Я быстро на него взглянула.

Он за мной не наблюдал. Он улыбался капитану Томасу, честной простой улыбкой, которая у этих двоих яснее ясного говорила: «Мы их поймали».

Я перехлестнула колоду. Стасовала я ее хорошо, как только могла, если учитывать отсутствие того навыка, который был у Меридон.

Я начала сдавать.

– Снять, – напомнил мне капитан Томас.

Я покраснела.

– Ах да, – сказала я.

В этом клубе перед сдачей снимали. Капитан Томас ждал, когда я протяну ему тщательно стасованную колоду, чтобы он снял, и карты, которые я приготовила для Уилла, легли вниз и выпадали непредсказуемо, любому из нас.

– Исполняем съем со сдвигом, – услышала я в голове голос па.

Увидела его грязные руки, выравнивающие колоду на козлах фургона.

– Видишь, Мэрри? Видишь?

Движение было непростое. Па его делал скверно – я научилась, глядя, как у него не получается.

Снаружи светлело, но здесь было по-прежнему темно, поскольку на окнах висели толстые сальные шторы. За одним столом спорили по поводу счета, и все смотрели в ту сторону. Я взглянула на капитана Томаса.

– Плохо дело? – спросила я, кивнув в сторону того стола.

Капитан Томас посмотрел туда. Один из посетителей вскочил на ноги, задев стол, и тот накренился. Я схватила колоду обеими руками, левой сверху, правой снизу. Одним быстрым движением я передернула нижнюю половину, лежавшую у меня в правой руке, и протянула ее капитану Томасу.

– Да ерунда, – сказал он, снова поворачиваясь к столу.

Он снял колоду, положив половину, которая была от него дальше, поверх той, что была ближе. Сам того не зная, он сложил перетасованную колоду обратно. И никто не заметил.

Сердце колотилось у меня в ушах, в горле, в затылке. Так громко, что я боялась, как бы они не услышали его сквозь шум и суету, с которой пьяного выталкивали по лестнице на улицу.

Я раздала карты с притворной неловкостью, и они легли на стол. Уилл взял свою сдачу, и я увидела, как у него слегка расширились глаза, но рука, протянутая к бокалу вина, не дрогнула.

Он, разумеется, выиграл.

Я видела, как щурится в свои карты капитан Томас, потом переводит взгляд на карты Уилла. Свои я держала низко, закрыв рубашки сложенными руками, на случай, если на них были отметины. Я наблюдала, как те двое подсказывают друг другу, что козырями надо назначать пики или бубны. Червы или трефы.

Это ничего не меняло. Уиллу выпадали король, дама и туз – в каждой сдаче. Остальные хорошие карты, которые я разбросала по столу, шли просто как приправа.
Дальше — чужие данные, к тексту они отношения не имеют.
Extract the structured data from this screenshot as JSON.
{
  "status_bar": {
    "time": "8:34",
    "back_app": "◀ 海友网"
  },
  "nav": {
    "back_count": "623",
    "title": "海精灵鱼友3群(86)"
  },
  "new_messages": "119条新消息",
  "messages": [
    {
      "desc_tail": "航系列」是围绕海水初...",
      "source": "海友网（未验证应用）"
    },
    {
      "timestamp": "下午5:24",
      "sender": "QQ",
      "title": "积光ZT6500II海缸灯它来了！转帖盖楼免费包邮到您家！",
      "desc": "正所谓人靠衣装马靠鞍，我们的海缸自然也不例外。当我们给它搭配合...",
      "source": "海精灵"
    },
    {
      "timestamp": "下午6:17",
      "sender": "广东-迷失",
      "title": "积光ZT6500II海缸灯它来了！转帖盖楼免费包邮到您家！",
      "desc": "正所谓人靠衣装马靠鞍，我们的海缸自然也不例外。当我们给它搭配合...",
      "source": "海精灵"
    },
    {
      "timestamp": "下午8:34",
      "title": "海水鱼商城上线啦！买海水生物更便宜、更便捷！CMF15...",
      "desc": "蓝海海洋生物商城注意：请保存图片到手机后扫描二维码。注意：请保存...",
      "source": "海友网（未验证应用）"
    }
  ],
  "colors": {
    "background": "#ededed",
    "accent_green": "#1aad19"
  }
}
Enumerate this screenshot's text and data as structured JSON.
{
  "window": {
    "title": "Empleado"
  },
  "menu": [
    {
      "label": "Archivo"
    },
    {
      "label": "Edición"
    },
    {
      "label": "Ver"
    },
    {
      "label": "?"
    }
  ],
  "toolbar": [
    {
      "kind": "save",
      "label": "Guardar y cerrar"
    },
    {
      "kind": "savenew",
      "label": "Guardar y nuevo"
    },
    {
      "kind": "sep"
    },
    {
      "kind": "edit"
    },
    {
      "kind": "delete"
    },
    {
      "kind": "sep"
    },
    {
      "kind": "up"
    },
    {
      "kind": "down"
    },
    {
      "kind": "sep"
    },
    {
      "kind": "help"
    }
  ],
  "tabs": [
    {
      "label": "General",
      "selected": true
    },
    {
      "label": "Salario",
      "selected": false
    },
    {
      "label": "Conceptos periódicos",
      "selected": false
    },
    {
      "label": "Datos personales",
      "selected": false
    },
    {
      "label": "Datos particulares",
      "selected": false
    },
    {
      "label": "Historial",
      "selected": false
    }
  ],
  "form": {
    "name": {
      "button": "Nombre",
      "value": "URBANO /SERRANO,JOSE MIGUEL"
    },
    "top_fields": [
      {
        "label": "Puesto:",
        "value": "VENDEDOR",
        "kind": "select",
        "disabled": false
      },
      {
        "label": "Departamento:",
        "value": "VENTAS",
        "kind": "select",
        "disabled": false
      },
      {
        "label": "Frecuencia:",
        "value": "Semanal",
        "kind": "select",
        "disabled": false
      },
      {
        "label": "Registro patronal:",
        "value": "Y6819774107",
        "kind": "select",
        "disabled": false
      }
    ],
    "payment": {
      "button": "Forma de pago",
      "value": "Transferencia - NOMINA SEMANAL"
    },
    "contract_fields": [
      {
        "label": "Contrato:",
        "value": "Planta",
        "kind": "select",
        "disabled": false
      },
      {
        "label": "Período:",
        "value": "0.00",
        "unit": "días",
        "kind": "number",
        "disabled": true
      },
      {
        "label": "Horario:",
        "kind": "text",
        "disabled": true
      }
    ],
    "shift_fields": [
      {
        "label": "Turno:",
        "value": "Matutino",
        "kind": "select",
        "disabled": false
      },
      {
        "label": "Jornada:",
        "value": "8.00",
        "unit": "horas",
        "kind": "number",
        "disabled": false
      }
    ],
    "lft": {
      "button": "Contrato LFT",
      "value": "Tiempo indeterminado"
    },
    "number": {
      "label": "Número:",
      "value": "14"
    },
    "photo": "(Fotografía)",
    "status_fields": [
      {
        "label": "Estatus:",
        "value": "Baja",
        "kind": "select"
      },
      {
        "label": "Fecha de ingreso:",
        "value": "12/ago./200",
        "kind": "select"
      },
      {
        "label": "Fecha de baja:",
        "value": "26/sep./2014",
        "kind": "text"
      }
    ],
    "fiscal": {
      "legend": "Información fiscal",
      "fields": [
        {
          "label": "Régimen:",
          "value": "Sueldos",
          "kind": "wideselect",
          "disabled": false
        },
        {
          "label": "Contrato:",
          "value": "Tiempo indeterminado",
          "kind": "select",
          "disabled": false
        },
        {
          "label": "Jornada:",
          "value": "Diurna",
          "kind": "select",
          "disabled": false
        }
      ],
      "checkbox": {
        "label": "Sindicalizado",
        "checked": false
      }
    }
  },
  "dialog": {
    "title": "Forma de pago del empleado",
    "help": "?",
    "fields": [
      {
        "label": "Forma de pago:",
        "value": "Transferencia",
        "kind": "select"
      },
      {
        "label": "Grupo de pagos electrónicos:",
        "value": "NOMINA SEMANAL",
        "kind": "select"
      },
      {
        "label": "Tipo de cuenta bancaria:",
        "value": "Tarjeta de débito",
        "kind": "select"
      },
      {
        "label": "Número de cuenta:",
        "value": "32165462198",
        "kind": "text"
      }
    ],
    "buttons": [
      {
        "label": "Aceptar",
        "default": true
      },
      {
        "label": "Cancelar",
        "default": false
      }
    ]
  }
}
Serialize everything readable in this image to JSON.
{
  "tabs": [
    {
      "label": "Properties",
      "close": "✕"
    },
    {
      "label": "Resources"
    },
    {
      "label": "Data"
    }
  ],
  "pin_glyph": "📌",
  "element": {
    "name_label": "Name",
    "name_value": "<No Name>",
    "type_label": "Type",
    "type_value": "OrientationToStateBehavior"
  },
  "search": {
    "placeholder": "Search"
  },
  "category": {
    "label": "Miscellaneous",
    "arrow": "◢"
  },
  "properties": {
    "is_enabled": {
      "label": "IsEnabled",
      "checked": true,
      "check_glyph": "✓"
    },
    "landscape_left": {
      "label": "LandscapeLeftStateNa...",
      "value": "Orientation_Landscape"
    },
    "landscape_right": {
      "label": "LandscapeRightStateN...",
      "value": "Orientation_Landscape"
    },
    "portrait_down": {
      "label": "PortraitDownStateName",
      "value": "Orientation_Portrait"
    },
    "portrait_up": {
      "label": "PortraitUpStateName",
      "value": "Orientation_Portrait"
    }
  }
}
Они ничего не могли понять. Они ведь были уверены, что я – дичь. Видели, что я честно тасую, а потом видели, как сняли колоду. И верили, как многие дурни до них, что снятое нельзя подтасовать.

Я раздала последние карты. Капитан Томас взял взятку, она была у него третьей. У Уилла было пять, у Боба Редферна три, у меня две. Уилл, без сомнения, играл отвратительно; с теми сдачами, которые я ему обеспечила, он должен был нас по полу размазать.

– Я выиграл! – сам себе не веря, сказал он.

Боб Редферн побелел, в свете свечей на его лбу блестела испарина. Он подтолкнул тяжелую грамоту Широкого Дола по столу в сторону Уилла. Я пододвинула ему расписку на свою ферму, бумаги на клуб и расписки Редферна.

– На сегодня все, джентльмены! – сказала я.

Голос мой прозвучал высоковато, я сделала глубокий вдох и вонзила ногти в ладони, держа руки под столом. Я еще не ушла с арены. Потерла подбородок, словно ощупывая утреннюю щетину.

– Я выиграл и проиграл собственность, и свою тоже проиграл! Отличная ночь! Уладим все сегодня же, Уилл.

Капитан Томас слабо улыбнулся.

– Я вас навещу, – сказал он. – Где вы остановились?

– Хафмун-стрит, – правдоподобно ответила я. – Сразу за углом, у капитана Кернкросса, в номере 14.

Он кивнул.

– Навещу вас вскоре после полудня, – сказал он. – И лорда Перри приведу. Нам всем нужно уладить дела после нынешней ночи!

Вокруг стоял гул голосов.

Я улыбнулась всем.

– Суровая ночка у меня выдалась за карточным столом! – сказала я. – Не часто приходится играть в такой компании. Завтра вечером вернусь, если можно.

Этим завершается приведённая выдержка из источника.